Изрек прямо, как поп.
— А гражданский пафос? — спросили его с издевкой.
Лысый приподнялся еще выше, фыркнул в пятне направленного на него света.
— Философы! Балбесы! Для чего вы будете дома строить? Чтобы люди жили в тепле и ругались на чем свет стоит? Или магазин? Чтобы тебя же в нем обвешивали? Тогда не стоит и городов городить. Не бросайтесь любовью, граждане!
— Комендант, а вы стихов не пишете? — ехидно спросил Бобошко.
Он, оказывается, уже знал, что этот лысый, поселившийся в их палатке, — комендант.
— Я для вас буду нужники ставить.
— Труд создал человека, как сказали Маркс и Энгельс, — съязвил Бобошко.
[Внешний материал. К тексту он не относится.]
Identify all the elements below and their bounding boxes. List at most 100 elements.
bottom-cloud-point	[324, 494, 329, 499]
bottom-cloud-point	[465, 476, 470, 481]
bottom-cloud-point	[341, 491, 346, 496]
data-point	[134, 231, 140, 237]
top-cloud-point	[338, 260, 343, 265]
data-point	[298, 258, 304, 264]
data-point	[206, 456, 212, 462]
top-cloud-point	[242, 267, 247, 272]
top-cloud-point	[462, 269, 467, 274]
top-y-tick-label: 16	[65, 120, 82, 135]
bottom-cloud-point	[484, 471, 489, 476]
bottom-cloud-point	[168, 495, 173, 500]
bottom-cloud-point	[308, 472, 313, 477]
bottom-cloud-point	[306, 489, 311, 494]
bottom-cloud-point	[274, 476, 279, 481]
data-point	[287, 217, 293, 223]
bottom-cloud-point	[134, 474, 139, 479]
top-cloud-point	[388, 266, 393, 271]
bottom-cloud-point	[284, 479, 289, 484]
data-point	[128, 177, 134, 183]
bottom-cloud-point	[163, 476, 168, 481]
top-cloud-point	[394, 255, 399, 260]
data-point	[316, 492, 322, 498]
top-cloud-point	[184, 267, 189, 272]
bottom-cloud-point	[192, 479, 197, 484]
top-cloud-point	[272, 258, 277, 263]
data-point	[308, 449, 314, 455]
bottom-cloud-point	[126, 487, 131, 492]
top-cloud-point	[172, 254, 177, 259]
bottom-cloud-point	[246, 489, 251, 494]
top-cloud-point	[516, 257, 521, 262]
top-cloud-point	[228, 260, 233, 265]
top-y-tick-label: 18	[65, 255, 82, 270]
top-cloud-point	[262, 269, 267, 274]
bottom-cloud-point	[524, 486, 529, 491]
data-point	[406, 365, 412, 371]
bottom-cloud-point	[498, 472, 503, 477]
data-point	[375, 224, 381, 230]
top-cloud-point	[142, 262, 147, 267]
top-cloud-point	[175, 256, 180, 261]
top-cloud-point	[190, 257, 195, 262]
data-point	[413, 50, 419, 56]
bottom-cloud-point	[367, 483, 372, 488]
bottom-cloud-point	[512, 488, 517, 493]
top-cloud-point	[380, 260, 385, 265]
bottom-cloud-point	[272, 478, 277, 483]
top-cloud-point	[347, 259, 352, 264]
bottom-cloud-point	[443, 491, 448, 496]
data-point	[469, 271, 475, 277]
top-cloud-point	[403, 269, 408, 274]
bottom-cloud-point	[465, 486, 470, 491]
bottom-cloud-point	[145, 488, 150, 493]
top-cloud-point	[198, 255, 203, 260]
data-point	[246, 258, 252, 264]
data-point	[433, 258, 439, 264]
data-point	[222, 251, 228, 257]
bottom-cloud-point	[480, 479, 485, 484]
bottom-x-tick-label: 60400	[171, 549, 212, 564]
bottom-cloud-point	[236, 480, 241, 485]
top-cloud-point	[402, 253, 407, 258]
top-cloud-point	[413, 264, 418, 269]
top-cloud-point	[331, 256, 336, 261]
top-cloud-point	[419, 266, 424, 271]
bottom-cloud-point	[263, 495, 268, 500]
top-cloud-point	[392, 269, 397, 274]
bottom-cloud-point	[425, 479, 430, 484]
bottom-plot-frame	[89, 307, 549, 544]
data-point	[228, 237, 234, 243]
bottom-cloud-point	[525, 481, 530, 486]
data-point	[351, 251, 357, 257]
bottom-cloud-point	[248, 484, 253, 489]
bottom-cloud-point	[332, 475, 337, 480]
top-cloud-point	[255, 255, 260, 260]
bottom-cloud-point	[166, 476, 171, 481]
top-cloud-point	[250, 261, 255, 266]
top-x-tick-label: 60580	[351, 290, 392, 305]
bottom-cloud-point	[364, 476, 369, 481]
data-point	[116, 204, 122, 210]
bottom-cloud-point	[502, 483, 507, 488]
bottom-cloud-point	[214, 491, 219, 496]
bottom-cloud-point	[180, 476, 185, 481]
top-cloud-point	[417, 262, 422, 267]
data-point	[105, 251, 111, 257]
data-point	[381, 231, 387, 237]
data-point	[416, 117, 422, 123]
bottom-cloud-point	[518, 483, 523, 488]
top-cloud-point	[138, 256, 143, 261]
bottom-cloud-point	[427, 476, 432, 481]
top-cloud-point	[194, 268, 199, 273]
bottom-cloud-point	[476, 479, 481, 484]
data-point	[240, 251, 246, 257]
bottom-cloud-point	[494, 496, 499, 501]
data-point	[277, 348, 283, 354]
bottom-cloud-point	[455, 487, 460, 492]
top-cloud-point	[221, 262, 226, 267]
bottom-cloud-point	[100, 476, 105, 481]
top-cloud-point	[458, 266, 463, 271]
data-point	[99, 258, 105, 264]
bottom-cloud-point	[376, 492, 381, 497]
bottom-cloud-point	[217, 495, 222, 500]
— У тебя и экскаватор есть, — беззлобно ответил комендант, — а ты еще с четверенек не поднялся.
Засмеялись и поддержали:
— Карл Маркс прав. И комендант прав.
— Если мы говорим… — бойко начал пискля, молчавший до сих пор, но его перебили:
— Нет, постойте! Интересно! Имеется в виду женщина или вообще любовь? Есть же любовь к родным, к родному месту даже…
— Или к коню. Чего вы ржете? Я серьезно, а они ржут!
— Комендант имеет в виду любовь к ближнему.
— Это уже религия.
— Не религия, а человеколюбие, балдюк.
— За что же вы его балдюком?
— Любя.
— Ну, человеколюбие — это я согласен. Просто — человеколюбие. При чем тут баба?
— А баба не человек?
— Сибиряк! Что молчишь? Что ты думаешь?
— Я думаю: если ты к женщине относишься как скот, чего от тебя ждать людям?